Traditionally, big data has been solely the fare of large companies. This status has been perpetuated by two myths SMBs fall for. First, they believe that big data is made for big business. In other words, if they do not have an enormous amount of data, they have no use for big data. In fact, the definition of big data is simply that information which cannot be used with conventional technologies; somewhat counterintuitively, advice often provided to SMBs integrating big data is to “start small.”

Second, SMB owners may believe that big data is inherently expensive. While that has been true in the past, open source software like Hadoop and existing company resources have made big data affordable, transformative and vital. With its ability to drive new customer experience, augment informational value and enable data monetization, big data is quickly becoming a technology that SMBs will not be able to afford operating without.

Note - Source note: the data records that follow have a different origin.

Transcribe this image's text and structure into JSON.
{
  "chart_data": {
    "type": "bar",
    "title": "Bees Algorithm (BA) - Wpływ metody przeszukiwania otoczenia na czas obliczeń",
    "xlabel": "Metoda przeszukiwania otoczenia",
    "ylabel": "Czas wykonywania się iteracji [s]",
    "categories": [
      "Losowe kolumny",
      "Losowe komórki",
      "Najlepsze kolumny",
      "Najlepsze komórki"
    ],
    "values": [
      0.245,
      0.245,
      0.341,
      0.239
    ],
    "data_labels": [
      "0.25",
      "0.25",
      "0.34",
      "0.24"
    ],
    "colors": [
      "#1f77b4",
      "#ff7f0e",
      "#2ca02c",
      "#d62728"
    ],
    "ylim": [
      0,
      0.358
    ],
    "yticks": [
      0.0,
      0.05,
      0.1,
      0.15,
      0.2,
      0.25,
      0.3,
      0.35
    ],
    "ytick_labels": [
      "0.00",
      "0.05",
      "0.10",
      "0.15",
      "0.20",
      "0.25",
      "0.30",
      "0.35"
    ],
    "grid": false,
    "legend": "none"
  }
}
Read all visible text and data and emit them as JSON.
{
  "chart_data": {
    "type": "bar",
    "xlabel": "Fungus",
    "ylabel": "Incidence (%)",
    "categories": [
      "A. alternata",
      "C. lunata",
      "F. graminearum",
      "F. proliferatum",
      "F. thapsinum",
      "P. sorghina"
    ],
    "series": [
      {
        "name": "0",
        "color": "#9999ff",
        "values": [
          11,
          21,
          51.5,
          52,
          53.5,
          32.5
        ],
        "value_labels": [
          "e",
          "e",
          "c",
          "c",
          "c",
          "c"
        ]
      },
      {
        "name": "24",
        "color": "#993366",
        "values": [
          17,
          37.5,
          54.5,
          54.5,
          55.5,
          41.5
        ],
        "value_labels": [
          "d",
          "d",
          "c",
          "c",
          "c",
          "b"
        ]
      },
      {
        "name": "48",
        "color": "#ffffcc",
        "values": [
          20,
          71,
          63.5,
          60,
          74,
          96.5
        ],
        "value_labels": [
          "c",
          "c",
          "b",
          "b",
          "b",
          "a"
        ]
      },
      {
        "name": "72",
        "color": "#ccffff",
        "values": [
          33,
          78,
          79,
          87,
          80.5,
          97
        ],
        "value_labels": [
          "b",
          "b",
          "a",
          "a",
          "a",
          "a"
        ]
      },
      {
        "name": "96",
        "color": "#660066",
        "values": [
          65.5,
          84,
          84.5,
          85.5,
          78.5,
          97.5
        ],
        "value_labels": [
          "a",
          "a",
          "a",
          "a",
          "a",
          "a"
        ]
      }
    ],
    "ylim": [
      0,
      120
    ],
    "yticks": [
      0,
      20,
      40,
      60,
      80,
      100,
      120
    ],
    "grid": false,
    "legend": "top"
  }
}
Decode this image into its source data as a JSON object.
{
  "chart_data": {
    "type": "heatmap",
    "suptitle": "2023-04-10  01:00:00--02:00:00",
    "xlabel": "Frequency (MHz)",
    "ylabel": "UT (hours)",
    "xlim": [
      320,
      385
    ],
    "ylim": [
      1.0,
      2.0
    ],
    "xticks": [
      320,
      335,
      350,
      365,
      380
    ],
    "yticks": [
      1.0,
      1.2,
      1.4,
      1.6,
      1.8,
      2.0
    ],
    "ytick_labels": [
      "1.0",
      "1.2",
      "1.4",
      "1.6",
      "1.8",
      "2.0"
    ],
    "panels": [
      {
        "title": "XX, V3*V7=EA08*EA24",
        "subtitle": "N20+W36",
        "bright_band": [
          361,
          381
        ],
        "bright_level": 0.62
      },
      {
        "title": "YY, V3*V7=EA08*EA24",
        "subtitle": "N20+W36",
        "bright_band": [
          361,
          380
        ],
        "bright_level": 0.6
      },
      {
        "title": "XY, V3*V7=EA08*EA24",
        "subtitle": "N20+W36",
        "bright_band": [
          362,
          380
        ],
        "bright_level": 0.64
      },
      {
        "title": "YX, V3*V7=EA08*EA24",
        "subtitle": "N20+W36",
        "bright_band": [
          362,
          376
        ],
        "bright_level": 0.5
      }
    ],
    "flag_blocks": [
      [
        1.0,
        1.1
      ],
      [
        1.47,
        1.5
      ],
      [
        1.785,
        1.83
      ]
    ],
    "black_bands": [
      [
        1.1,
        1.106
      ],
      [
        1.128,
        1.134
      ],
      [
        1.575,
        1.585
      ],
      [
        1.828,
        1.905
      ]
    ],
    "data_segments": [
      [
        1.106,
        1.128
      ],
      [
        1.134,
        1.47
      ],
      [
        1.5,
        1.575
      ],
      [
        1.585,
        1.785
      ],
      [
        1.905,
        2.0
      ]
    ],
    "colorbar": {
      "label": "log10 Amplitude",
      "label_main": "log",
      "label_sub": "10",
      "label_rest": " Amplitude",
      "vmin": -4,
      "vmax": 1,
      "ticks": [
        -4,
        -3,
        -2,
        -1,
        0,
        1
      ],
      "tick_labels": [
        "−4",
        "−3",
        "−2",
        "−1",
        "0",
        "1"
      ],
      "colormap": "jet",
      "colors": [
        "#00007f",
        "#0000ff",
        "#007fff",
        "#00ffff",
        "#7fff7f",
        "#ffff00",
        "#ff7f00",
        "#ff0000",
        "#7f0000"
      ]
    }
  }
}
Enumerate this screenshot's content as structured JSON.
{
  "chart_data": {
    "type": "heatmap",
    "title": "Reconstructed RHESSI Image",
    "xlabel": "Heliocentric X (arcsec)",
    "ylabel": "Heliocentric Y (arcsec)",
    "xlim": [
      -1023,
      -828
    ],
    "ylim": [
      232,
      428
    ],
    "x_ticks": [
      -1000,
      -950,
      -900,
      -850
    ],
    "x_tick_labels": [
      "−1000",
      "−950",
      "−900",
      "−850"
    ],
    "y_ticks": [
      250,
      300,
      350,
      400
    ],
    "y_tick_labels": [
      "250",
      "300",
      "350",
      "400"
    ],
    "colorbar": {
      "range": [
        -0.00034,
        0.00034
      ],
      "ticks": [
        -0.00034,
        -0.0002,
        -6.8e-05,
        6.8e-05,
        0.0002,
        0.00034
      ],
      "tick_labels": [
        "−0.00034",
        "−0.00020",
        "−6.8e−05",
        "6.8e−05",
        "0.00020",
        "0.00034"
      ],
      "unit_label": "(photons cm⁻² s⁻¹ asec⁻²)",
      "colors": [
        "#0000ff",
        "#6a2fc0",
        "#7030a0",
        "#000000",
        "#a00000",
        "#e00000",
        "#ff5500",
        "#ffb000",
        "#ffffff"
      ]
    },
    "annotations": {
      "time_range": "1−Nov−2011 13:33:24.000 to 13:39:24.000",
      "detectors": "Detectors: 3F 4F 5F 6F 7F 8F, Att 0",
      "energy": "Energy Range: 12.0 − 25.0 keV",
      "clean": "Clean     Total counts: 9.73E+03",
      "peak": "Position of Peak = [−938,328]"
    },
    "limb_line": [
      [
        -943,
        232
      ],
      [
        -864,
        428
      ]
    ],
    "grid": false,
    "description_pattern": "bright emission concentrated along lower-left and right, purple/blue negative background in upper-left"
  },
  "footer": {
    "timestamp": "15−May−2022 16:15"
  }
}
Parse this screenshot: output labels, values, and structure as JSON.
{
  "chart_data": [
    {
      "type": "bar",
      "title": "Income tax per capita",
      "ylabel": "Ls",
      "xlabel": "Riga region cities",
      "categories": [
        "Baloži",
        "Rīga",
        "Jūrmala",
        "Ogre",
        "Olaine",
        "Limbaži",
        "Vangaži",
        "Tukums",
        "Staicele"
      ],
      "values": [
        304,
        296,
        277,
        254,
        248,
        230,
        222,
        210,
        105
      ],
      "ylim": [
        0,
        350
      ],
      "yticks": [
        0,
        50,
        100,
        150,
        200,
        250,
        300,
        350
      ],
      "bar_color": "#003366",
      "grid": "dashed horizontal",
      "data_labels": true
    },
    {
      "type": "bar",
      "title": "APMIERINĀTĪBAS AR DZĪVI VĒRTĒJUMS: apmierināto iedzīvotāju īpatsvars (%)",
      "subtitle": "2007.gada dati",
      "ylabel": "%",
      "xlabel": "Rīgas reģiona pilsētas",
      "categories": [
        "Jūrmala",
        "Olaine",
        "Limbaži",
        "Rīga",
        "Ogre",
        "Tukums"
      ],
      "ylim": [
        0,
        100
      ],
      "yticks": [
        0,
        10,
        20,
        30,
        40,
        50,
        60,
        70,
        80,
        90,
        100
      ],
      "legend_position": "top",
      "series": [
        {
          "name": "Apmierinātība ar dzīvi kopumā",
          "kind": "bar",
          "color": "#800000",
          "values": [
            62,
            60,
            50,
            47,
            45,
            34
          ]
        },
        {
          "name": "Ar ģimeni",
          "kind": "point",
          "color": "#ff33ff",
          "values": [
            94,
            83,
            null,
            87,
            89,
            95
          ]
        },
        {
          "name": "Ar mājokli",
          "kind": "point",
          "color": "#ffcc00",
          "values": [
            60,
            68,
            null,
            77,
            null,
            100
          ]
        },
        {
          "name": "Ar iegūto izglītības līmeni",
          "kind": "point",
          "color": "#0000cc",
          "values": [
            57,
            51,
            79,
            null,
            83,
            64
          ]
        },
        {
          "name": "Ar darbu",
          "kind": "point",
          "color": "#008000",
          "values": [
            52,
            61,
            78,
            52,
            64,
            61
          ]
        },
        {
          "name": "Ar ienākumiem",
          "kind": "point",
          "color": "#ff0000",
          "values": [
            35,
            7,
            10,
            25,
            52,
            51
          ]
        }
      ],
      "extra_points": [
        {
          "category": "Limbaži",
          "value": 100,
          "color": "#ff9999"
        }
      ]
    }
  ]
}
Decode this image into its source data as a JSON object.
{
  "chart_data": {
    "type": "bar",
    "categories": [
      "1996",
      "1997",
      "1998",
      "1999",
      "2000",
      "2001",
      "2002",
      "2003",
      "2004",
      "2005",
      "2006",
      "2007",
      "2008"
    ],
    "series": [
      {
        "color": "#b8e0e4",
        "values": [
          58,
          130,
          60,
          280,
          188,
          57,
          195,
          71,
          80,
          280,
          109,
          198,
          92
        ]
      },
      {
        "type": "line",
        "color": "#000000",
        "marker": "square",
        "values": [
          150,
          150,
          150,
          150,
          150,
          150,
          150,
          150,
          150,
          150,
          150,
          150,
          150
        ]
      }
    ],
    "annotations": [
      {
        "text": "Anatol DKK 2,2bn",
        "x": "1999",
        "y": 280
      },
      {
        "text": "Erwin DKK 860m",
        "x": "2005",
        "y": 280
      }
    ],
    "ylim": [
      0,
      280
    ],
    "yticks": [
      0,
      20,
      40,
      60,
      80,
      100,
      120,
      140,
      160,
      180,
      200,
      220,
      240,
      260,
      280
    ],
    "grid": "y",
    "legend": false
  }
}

Benefits of adopting big data

The use of big data and analytics is widespread among midmarket companies. A recent Techaisle report found that 71% of firms with 100 to 999 employees are already using big data. Businesses mostly use this technology to get a picture of operations and to improve processes rather than predicting future trends. Using big data, SMBs are often able to:

  • Improve overall profitability and cut costs
  • Monitor operations and processes and improve them
  • Reach out to new customers
  • Develop new offers
  • Manage risks and unknown factors

Challenges to adopting big data

Despite these broad benefits, there are some challenges that SMBs should be ready to face when investing in this technology. When gathering data, inaccuracies are bound to occur – especially when a human element is involved. Low data quality can severely diminish the potential benefit of using big data.

Even though the costs to implement big data are falling, interpreting the data and creating an actionable plan based on that interpretation often requires SMBs to hire a new team member. In addition (and by definition), many SMBs will need to upgrade their old intelligence tools that were not designed for big data, thus further increasing short term capital expenditures.

Finally, some firms view each of their processes as different entities. These companies may need to shift their entire culture in order to see the big picture with big data. The sheer size of the dataset may prove this to be problematic, so it is best to focus on internal data, narrowing the dataset to a few key analytics.

It is crucial for SMBs to figure out which questions they need to answer with big data, which datasets are valuable to analyze and how they will be used to create an actionable plan. Big data and analytics are becoming increasingly accessible to smaller companies. A proper implementation can yield tremendous benefits for your company and your customers.